LinuCレベル3 303試験の例題と解説
325.2 暗号化、署名および認証のX.509 証明書
■トピックの概要
このトピックの内容は以下の通りです。
<325.2 暗号化、署名および認証のX.509 証明書>
重要度 4
<説明>
サーバー認証とクライアント認証両方のX.509証明書の使用方法を理解していることが求められる。また、Apache HTTPD のユーザー認証とサーバー認証の実装ができること。Apache HTTPD のバージョンは2.4以降とする。
<主要な知識範囲>
・SSL、TLSおよびプロトコルのバージョンの理解。
・一般的なトランスポート層のセキュリティの脅威、例えば Man-in-the-Middleの脅威の知識。
・SNIやHSTSを含む、HTTPSサービスにmod_sslを使用したApache のHTTPDの設定。
・証明書を使用した認証ユーザにmod_sslを使用したApache HTTPDの設定。
・OCSP staplingを提供するためのmod_sslを使用したApache HTTPDの設定。
・SSL/TLSクライアント、サーバーのテストでのSSLの使用。
<重要なファイル、用語、ユーティリティ>
・中間認証局
・Cipher の設定(cipher固有の知識ではありません)
・httpd.conf
・mod_ssl
・openssl
■例題
WEBサーバにおける中間者攻撃の説明として適切な内容を選択してください。
1. 中間者攻撃は、自己署名証明書を利用することで防ぐことができる
2. 中間者攻撃は、第三者が通信を中継し、データの傍受や改ざんを行う攻撃である
3. 中間者攻撃は、HTTPS通信を行うことで防ぐことができる
4. 中間者攻撃は、第三者がシステムをダウンさせる攻撃である
※この例題は実際の試験問題とは異なります。
解答と解説
答えは「2. 中間者攻撃は、第三者が通信を中継し、データの傍受や改ざんを行う攻撃である」です。
例えば以下のように中間者攻撃は成立します。
1. WEBサーバとクライアントがHTTPS通信を開始しようとする
2. WEBサーバは公開鍵を含む証明書をクライアントに送る
3. 証明書がクライアントに到達する前に、中間者が証明書を奪取する
4. 中間者は、別の証明書をクライアントに送る
5. クライアントは、中間者の存在に気づかず、送られてきた証明書で共通鍵を作りデータの暗号化を行いWEBサーバに返す
6. 中間者はクライアントからの情報を、復号化し傍受・改ざんを行う
7. 中間者は、WEBサーバの証明書から共通鍵を作り、クライアントからの情報を暗号化してWEBサーバに返す
8. WEBサーバは中間者からのデータと気づかず、通信を継続する
上記の通り、中間者攻撃は証明書(公開鍵)の奪取が成功してしまえば成立します。
これを防ぐためには、証明書を信頼できる機関に署名してもらい、証明書の正当性をWEBサーバとクライアントが確認できる状態にする必要があります。

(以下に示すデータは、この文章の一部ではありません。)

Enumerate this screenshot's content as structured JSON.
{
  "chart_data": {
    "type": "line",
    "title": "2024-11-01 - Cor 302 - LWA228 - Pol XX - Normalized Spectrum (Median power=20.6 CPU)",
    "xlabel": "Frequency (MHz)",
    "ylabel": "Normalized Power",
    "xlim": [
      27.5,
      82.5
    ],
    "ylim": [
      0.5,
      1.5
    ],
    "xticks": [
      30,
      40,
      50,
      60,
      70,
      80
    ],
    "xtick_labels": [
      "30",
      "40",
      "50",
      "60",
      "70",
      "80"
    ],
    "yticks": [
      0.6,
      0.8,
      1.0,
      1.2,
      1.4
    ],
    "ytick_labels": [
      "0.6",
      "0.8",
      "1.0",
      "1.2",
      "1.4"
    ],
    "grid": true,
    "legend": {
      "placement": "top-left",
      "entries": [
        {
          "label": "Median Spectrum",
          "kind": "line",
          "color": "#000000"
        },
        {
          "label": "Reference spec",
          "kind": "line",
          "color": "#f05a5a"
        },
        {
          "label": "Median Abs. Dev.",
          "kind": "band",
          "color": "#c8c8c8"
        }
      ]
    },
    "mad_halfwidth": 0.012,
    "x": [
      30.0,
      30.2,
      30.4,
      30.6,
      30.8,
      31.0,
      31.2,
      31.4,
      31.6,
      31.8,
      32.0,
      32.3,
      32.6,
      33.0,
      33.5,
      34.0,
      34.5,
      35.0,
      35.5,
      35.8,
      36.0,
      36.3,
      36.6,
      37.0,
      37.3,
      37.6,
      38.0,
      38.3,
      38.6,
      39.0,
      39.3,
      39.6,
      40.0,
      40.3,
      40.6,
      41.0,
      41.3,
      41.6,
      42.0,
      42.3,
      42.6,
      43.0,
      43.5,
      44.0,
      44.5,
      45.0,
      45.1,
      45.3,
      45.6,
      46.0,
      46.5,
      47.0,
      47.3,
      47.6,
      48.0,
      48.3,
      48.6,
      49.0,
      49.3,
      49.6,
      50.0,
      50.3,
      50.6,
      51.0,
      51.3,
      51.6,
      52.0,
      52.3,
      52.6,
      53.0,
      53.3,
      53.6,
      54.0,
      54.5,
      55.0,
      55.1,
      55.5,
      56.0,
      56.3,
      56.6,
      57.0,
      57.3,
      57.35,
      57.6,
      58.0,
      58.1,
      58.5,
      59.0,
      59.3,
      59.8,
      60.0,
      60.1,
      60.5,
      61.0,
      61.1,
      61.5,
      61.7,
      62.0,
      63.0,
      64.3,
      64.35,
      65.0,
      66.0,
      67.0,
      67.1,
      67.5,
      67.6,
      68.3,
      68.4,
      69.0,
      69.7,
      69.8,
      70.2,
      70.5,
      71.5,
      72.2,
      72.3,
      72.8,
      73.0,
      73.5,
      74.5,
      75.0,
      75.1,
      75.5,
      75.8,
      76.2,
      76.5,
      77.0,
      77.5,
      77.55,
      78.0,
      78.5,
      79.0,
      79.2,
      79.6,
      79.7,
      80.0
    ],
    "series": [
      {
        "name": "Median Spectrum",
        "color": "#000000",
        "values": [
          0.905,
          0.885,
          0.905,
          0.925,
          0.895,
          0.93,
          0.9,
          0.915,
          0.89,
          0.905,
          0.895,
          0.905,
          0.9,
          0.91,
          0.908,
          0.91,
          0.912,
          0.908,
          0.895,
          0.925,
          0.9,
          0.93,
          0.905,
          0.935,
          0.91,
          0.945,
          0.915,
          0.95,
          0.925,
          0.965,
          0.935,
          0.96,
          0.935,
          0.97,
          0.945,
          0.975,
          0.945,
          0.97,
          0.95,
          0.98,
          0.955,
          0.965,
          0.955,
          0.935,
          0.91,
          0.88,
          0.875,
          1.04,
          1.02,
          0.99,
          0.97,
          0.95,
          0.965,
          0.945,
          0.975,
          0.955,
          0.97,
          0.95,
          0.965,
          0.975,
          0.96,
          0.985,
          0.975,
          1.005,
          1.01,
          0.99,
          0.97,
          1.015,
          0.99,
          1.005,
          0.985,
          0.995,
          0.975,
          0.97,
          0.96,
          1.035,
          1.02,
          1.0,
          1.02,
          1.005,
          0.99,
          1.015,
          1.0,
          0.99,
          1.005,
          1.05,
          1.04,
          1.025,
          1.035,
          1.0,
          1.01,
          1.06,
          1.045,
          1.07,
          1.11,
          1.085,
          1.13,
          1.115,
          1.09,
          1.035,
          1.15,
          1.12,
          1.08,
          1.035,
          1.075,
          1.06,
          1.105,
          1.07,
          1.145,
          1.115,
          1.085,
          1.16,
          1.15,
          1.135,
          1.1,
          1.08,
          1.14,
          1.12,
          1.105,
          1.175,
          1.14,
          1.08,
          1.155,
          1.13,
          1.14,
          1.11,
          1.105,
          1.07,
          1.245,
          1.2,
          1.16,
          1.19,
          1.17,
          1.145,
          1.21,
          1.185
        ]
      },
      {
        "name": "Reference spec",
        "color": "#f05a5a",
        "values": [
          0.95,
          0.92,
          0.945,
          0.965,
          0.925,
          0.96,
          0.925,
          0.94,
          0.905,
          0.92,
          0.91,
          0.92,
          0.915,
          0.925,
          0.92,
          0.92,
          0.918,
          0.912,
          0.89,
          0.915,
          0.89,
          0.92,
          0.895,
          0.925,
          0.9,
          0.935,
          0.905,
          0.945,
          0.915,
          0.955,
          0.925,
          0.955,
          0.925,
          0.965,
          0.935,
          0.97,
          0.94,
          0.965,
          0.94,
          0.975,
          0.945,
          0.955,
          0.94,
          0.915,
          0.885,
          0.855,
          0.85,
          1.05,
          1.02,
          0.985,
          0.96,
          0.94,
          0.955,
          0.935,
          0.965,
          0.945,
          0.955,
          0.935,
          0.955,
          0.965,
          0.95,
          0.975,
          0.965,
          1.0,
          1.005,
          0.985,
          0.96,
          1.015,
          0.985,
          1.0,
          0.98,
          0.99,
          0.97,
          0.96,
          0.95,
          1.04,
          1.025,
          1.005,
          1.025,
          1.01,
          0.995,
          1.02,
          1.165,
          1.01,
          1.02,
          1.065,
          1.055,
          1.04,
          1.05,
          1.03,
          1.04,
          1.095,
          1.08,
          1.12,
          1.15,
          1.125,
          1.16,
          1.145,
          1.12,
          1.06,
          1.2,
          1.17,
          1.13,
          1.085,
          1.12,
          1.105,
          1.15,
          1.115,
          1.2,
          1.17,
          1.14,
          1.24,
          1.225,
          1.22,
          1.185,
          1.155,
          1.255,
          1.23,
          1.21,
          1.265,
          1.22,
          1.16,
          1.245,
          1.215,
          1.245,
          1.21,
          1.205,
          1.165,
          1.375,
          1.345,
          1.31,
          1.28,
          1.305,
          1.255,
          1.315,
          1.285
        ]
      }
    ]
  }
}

Apache HTTP Serverなど多くのWEBサーバは、HTTPS通信を行う際に、証明書(公開鍵)を使って通信の暗号化を行っているため、中間者攻撃を受けるリスクがあります。
特に第三者の証明が無い、自己署名証明書を利用している場合に、リスクが増大します。
ただ単にHTTPS通信を使ってデータを暗号化していれば安心ではなく、しっかりとした機関が署名した証明書を使うことが重要ということを覚えておきましょう。